Industry employers are starting to catch on.
Mike LaMena, CEO of Wealthspire Advisors, has a bit of insight into career changers, having started his own professional life as a high school teacher.
Retooling the business development model is job one, LaMena said, for building new paths into the industry for otherwise qualified women.
“We’re not going to drop midcareer women in and say, ‘Build a book of business from the ground up, and if you haven’t done that in six months, we’ll cut our losses,’” he said. “We want to be more deliberate about it. This is an amazing industry where women can thrive, where they can have autonomy. We need to provide information, access and pave the path for them to explore it.”
Wealthspire is analyzing how its recently arrived career shifters found the industry, and the firm, with an eye to proactively connecting with others like them. A clear starting point, LaMena added, is to mine the insights of advisers who are adept at working with midlife clients and who can detect overlooked ways to reach those who don’t realize the industry is looking for them.
“It’s a massive opportunity,” he said. “That is a big question — how do we get in front of people with a better narrative around what our career is about and about the diverse backgrounds that contribute to success in it? People need to get a sense that this industry is as much about reading people as it is about reading spreadsheets. That’s how people in parallel careers see a path of transition for themselves.” A
Success Story
Back in 2005, Laura Steckler, then 32, was getting restless in her psychotherapist job. It was interesting, but she wanted more flexibility and fewer constraints on her earning potential. And she couldn’t shake her entrepreneurial urges. Over dinner, a friend who worked in financial services commented that Steckler had the makings for success as a financial adviser.
“I was taken aback by that,” Steckler said. “She saw something in me in terms of transferable skills. So I told her that I got a C in macroeconomics in college.”
Still, the possibility pulled her in. The more Steckler looked into the financial advisory profession, the more sense it made. “Strong active listening, identifying people’s goals and fears — there’s so much psychology in money,” she said.

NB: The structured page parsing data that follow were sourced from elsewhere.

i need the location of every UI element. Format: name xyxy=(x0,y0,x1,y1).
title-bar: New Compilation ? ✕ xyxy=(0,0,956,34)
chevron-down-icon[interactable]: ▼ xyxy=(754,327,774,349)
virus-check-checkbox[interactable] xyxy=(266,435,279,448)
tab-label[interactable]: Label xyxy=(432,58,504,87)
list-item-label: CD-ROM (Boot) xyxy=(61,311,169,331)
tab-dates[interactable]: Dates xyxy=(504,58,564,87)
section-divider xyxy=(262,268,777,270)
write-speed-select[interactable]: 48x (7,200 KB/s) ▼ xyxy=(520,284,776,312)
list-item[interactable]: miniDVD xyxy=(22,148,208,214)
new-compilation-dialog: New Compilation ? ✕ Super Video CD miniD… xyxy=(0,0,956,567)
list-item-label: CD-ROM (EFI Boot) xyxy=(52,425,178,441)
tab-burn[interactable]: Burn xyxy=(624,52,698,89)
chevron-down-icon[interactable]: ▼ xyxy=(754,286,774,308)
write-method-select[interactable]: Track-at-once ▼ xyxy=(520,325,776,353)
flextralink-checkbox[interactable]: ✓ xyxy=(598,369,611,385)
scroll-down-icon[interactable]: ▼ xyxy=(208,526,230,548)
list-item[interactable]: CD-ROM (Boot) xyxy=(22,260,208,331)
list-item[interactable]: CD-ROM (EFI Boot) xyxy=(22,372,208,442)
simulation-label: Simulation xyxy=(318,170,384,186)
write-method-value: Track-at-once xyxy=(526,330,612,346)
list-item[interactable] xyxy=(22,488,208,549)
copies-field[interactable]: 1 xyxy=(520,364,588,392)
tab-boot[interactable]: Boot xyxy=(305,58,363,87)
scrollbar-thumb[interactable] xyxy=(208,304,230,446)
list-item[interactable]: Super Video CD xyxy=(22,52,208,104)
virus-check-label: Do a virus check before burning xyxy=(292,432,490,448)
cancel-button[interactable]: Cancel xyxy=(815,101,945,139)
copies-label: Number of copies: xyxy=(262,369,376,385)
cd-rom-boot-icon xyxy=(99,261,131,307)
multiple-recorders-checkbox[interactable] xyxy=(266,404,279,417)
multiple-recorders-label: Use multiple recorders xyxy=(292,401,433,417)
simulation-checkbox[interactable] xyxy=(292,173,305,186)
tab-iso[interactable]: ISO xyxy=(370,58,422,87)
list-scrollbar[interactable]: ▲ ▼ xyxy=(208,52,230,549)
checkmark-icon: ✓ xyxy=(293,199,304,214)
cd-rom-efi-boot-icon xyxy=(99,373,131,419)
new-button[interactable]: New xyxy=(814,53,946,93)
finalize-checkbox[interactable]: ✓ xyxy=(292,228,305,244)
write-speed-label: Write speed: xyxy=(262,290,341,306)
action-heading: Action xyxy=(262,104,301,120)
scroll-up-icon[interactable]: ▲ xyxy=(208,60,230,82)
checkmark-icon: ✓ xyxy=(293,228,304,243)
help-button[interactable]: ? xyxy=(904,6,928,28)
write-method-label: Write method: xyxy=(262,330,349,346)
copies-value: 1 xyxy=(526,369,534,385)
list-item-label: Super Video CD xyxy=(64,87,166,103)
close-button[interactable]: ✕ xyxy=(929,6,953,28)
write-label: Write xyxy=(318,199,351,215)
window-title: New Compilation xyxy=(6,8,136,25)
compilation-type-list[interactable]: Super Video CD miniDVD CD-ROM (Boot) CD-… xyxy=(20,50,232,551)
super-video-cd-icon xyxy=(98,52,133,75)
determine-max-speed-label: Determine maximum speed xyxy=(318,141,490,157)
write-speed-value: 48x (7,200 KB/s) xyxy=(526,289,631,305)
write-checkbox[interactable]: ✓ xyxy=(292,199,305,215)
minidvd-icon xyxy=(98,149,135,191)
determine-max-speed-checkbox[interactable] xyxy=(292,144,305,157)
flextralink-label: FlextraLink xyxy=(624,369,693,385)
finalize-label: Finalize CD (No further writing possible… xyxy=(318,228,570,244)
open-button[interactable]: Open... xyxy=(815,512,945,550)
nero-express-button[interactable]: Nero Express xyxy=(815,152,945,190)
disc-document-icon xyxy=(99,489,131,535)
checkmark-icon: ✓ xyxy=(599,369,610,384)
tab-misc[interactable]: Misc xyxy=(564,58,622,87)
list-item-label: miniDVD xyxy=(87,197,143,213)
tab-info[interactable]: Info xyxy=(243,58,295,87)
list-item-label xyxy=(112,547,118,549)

She scouted the landscape and found that Raymond James offered a training program that would systematically equip her with credentials, confidence and clients. Now she’s managing director of the Steckler Wealth Management Group of Raymond James.
Her path shows the way, Steckler said, and now is the moment.
“We have to reach people and pose the question and see if they are open to a change,” she said. “And especially in a post-Covid environment, people are open to possibilities that they weren’t before. This is the opportunity of a generation to attract midcareer women into financial services.”